Starting an argument in these contentious times is a bad idea. But British pop painter David Hockney went at it in The Art Newspaper last week. His argument? “Abstraction in art has run its course.”
What is it?
But it’s Hockney’s attitude toward abstract art that ran its course – back in 1877, to be exact. That’s when British art critic John Ruskin panned American artist James Whistler’s Nocturn series that conjured night. He accused him of “flinging a pot of paint in the public’s face.”
Whistler took Ruskin to court, suing him for libel.
And for two days, witnesses testified to the value of an abstract painting and denied Ruskin’s view that the style lacked “moral force.”
Silly question
Ruskin’s lawyer questioned Whistler about the length of time it took him to “knock off” his Nocturnes. When he answered a day or so, the lawyer jeered saying that two days’ work is not worth the money he charges for the paintings. Whistler famously pointed out that his price was for “the knowledge I have gained in work of a lifetime.”
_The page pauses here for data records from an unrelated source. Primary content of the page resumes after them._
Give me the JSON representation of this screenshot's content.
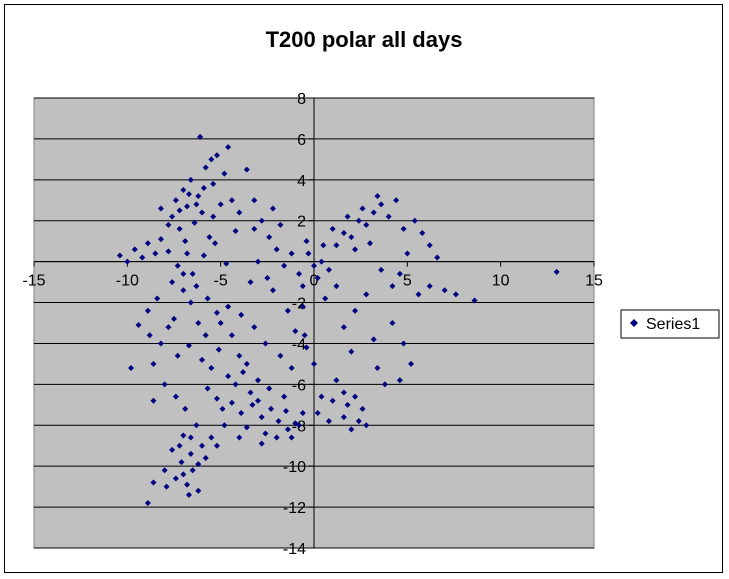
{
  "chart_data": {
    "type": "scatter",
    "title": "T200 polar all days",
    "xlabel": "",
    "ylabel": "",
    "xlim": [
      -15,
      15
    ],
    "ylim": [
      -14,
      8
    ],
    "xticks": [
      -15,
      -10,
      -5,
      0,
      5,
      10,
      15
    ],
    "yticks": [
      8,
      6,
      4,
      2,
      0,
      -2,
      -4,
      -6,
      -8,
      -10,
      -12,
      -14
    ],
    "grid": "horizontal",
    "legend_position": "right",
    "plot_background": "#c0c0c0",
    "marker": "diamond",
    "series": [
      {
        "name": "Series1",
        "color": "#000080",
        "points": [
          [
            -10.4,
            0.3
          ],
          [
            -10.0,
            0.0
          ],
          [
            -9.6,
            0.6
          ],
          [
            -9.2,
            0.2
          ],
          [
            -8.9,
            0.9
          ],
          [
            -8.5,
            0.4
          ],
          [
            -8.2,
            1.1
          ],
          [
            -7.8,
            0.5
          ],
          [
            -7.6,
            2.2
          ],
          [
            -7.4,
            3.0
          ],
          [
            -7.2,
            1.6
          ],
          [
            -7.0,
            3.5
          ],
          [
            -6.8,
            2.7
          ],
          [
            -6.6,
            4.0
          ],
          [
            -6.4,
            1.9
          ],
          [
            -6.2,
            3.2
          ],
          [
            -6.0,
            2.4
          ],
          [
            -5.8,
            4.6
          ],
          [
            -5.6,
            1.2
          ],
          [
            -5.4,
            3.8
          ],
          [
            -5.2,
            5.2
          ],
          [
            -5.0,
            2.8
          ],
          [
            -4.8,
            4.3
          ],
          [
            -4.6,
            5.6
          ],
          [
            -6.1,
            6.1
          ],
          [
            -5.5,
            5.0
          ],
          [
            -4.4,
            3.0
          ],
          [
            -4.2,
            1.5
          ],
          [
            -4.0,
            2.4
          ],
          [
            -3.6,
            4.5
          ],
          [
            -3.2,
            3.0
          ],
          [
            -2.8,
            2.0
          ],
          [
            -2.4,
            1.2
          ],
          [
            -2.0,
            0.6
          ],
          [
            -3.0,
            0.0
          ],
          [
            -2.5,
            -0.8
          ],
          [
            -1.8,
            1.8
          ],
          [
            -6.9,
            1.0
          ],
          [
            -7.3,
            -0.2
          ],
          [
            -6.5,
            -0.6
          ],
          [
            -5.9,
            0.3
          ],
          [
            -5.3,
            0.9
          ],
          [
            -4.7,
            -0.1
          ],
          [
            -7.0,
            -1.4
          ],
          [
            -6.6,
            -2.0
          ],
          [
            -7.5,
            -2.8
          ],
          [
            -6.2,
            -3.0
          ],
          [
            -5.8,
            -3.6
          ],
          [
            -7.8,
            -3.2
          ],
          [
            -8.2,
            -4.0
          ],
          [
            -8.8,
            -3.6
          ],
          [
            -9.4,
            -3.1
          ],
          [
            -9.8,
            -5.2
          ],
          [
            -8.6,
            -5.0
          ],
          [
            -7.3,
            -4.6
          ],
          [
            -6.7,
            -4.1
          ],
          [
            -6.0,
            -4.8
          ],
          [
            -5.5,
            -5.2
          ],
          [
            -5.1,
            -4.3
          ],
          [
            -4.6,
            -5.6
          ],
          [
            -4.2,
            -6.0
          ],
          [
            -3.8,
            -5.4
          ],
          [
            -3.4,
            -6.4
          ],
          [
            -3.0,
            -5.8
          ],
          [
            -5.7,
            -6.2
          ],
          [
            -5.2,
            -6.7
          ],
          [
            -4.9,
            -7.2
          ],
          [
            -4.4,
            -6.9
          ],
          [
            -3.9,
            -7.4
          ],
          [
            -3.3,
            -7.0
          ],
          [
            -2.8,
            -7.6
          ],
          [
            -2.3,
            -7.2
          ],
          [
            -1.9,
            -7.8
          ],
          [
            -1.5,
            -7.3
          ],
          [
            -1.0,
            -7.9
          ],
          [
            -0.6,
            -7.4
          ],
          [
            -2.6,
            -8.4
          ],
          [
            -2.0,
            -8.6
          ],
          [
            -1.4,
            -8.2
          ],
          [
            -3.6,
            -8.1
          ],
          [
            -4.8,
            -8.0
          ],
          [
            -5.5,
            -8.6
          ],
          [
            -6.0,
            -9.0
          ],
          [
            -6.6,
            -9.4
          ],
          [
            -7.1,
            -9.8
          ],
          [
            -7.6,
            -9.2
          ],
          [
            -8.0,
            -10.2
          ],
          [
            -7.4,
            -10.6
          ],
          [
            -6.8,
            -10.9
          ],
          [
            -6.2,
            -11.2
          ],
          [
            -8.6,
            -10.8
          ],
          [
            -8.9,
            -11.8
          ],
          [
            -7.9,
            -11.0
          ],
          [
            -6.5,
            -10.2
          ],
          [
            -5.8,
            -9.6
          ],
          [
            -5.2,
            -9.0
          ],
          [
            -4.0,
            -8.6
          ],
          [
            -6.3,
            -8.0
          ],
          [
            -7.0,
            -8.5
          ],
          [
            -6.9,
            -7.2
          ],
          [
            -7.4,
            -6.6
          ],
          [
            -8.0,
            -6.0
          ],
          [
            -8.6,
            -6.8
          ],
          [
            -5.0,
            -3.0
          ],
          [
            -4.4,
            -3.6
          ],
          [
            -3.9,
            -2.6
          ],
          [
            -3.2,
            -3.2
          ],
          [
            -2.6,
            -4.0
          ],
          [
            -1.8,
            -4.6
          ],
          [
            -1.2,
            -5.2
          ],
          [
            -0.5,
            -3.6
          ],
          [
            -1.4,
            -2.4
          ],
          [
            -0.6,
            -1.2
          ],
          [
            0.0,
            -0.2
          ],
          [
            -0.3,
            0.4
          ],
          [
            0.4,
            0.0
          ],
          [
            0.8,
            -0.4
          ],
          [
            0.2,
            -0.8
          ],
          [
            -0.8,
            -0.6
          ],
          [
            0.5,
            0.8
          ],
          [
            -0.4,
            1.0
          ],
          [
            1.2,
            0.8
          ],
          [
            1.6,
            1.4
          ],
          [
            2.0,
            1.2
          ],
          [
            2.4,
            2.0
          ],
          [
            2.8,
            1.8
          ],
          [
            3.2,
            2.4
          ],
          [
            3.6,
            2.8
          ],
          [
            4.0,
            2.2
          ],
          [
            4.4,
            3.0
          ],
          [
            3.4,
            3.2
          ],
          [
            2.6,
            2.6
          ],
          [
            1.8,
            2.2
          ],
          [
            1.0,
            1.6
          ],
          [
            2.2,
            0.6
          ],
          [
            3.0,
            0.9
          ],
          [
            4.8,
            1.6
          ],
          [
            5.4,
            2.0
          ],
          [
            5.8,
            1.4
          ],
          [
            6.2,
            0.8
          ],
          [
            6.6,
            0.2
          ],
          [
            5.0,
            0.4
          ],
          [
            4.6,
            -0.6
          ],
          [
            5.6,
            -1.6
          ],
          [
            6.2,
            -1.2
          ],
          [
            7.0,
            -1.4
          ],
          [
            7.6,
            -1.6
          ],
          [
            8.6,
            -1.9
          ],
          [
            13.0,
            -0.5
          ],
          [
            4.2,
            -1.2
          ],
          [
            3.6,
            -0.4
          ],
          [
            2.8,
            -1.6
          ],
          [
            2.2,
            -2.4
          ],
          [
            1.6,
            -3.2
          ],
          [
            2.0,
            -4.4
          ],
          [
            3.2,
            -3.8
          ],
          [
            4.2,
            -3.0
          ],
          [
            4.8,
            -4.0
          ],
          [
            5.2,
            -5.0
          ],
          [
            4.6,
            -5.8
          ],
          [
            3.8,
            -6.0
          ],
          [
            3.4,
            -5.2
          ],
          [
            1.2,
            -5.8
          ],
          [
            1.6,
            -6.4
          ],
          [
            2.2,
            -6.6
          ],
          [
            2.6,
            -7.2
          ],
          [
            1.8,
            -7.0
          ],
          [
            1.0,
            -6.8
          ],
          [
            0.4,
            -6.6
          ],
          [
            0.2,
            -7.4
          ],
          [
            0.8,
            -7.8
          ],
          [
            1.6,
            -7.6
          ],
          [
            2.4,
            -7.8
          ],
          [
            2.0,
            -8.2
          ],
          [
            2.8,
            -8.0
          ],
          [
            0.0,
            -5.0
          ],
          [
            -0.4,
            -4.2
          ],
          [
            -1.0,
            -3.4
          ],
          [
            -2.2,
            -1.4
          ],
          [
            -3.4,
            -1.0
          ],
          [
            -4.6,
            -2.2
          ],
          [
            -3.2,
            1.6
          ],
          [
            -2.2,
            2.6
          ],
          [
            -1.6,
            -0.2
          ],
          [
            -1.2,
            0.4
          ],
          [
            -0.6,
            -2.2
          ],
          [
            0.6,
            -1.8
          ],
          [
            1.2,
            -1.2
          ],
          [
            -7.8,
            1.8
          ],
          [
            -8.2,
            2.6
          ],
          [
            -7.2,
            2.5
          ],
          [
            -6.7,
            3.3
          ],
          [
            -6.3,
            2.8
          ],
          [
            -5.9,
            3.6
          ],
          [
            -5.4,
            2.2
          ],
          [
            -6.8,
            0.4
          ],
          [
            -7.0,
            -0.6
          ],
          [
            -6.3,
            -1.2
          ],
          [
            -5.7,
            -1.8
          ],
          [
            -5.2,
            -2.5
          ],
          [
            -7.6,
            -1.0
          ],
          [
            -8.4,
            -1.8
          ],
          [
            -8.9,
            -2.4
          ],
          [
            -4.0,
            -4.6
          ],
          [
            -3.6,
            -5.0
          ],
          [
            -3.0,
            -6.8
          ],
          [
            -2.4,
            -6.2
          ],
          [
            -1.6,
            -6.6
          ],
          [
            -1.2,
            -8.6
          ],
          [
            -0.8,
            -8.0
          ],
          [
            -2.8,
            -8.9
          ],
          [
            -6.6,
            -8.6
          ],
          [
            -7.2,
            -9.0
          ],
          [
            -6.2,
            -9.9
          ],
          [
            -7.0,
            -10.4
          ],
          [
            -6.7,
            -11.4
          ]
        ]
      }
    ]
  }
}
Whistler won his case. Ruskin was so upset by the verdict that he resigned his post at Oxford University in protest. So, it's fair to say that Hockney is late to the abstract art argument by at least 144 years.
And given what Hockney wrote in The Art Newspaper, saying, in effect, that he wants abstract art gone, it’s clear that he never really liked the style in the first place:
“Giacometti derided abstraction as ‘the art of the handkerchief,’” Hockney agrees.
“That’s what the illustration looked like to me, nothing more.”
"Nothing more." Really, David? I grant you that abstract painters have little interest in the visible world, preferring to focus on their inner world. But this is far from nothing. It’s the world of thought and feeling, possibly the be-all and end-all of everything.
A forever style
Abstract art, then, doesn’t come with an expiration date. Piet Mondrian wrote some thousand words about the value of painting without recognizable objects. Isn’t that what music also does – create sounds apart from nature, unheard in the real world?
And, just as abstract art keeps the seeable world out of the picture by using its own language, music also keeps the sounds of the world out of its songs by using its own language, too.
Hockney needs to ask himself why composers of music are entitled to be freer than painters.
In contrast
Unlike Hockney, who is known for his high-colored pictures of swimming pools in California, fellow British painter Ben Nicholson not only rejected the imitation of the natural world, but he also rejected natural colors. He often went completely monochrome.
Maybe the best way to end this argument is to cite an action that Nicholson’s mother was known for. Disdaining high-flown talk about art, the 1990 edition “Anecdotes of Modern Art” notes that she would take to scrubbing the kitchen table on hearing such talk.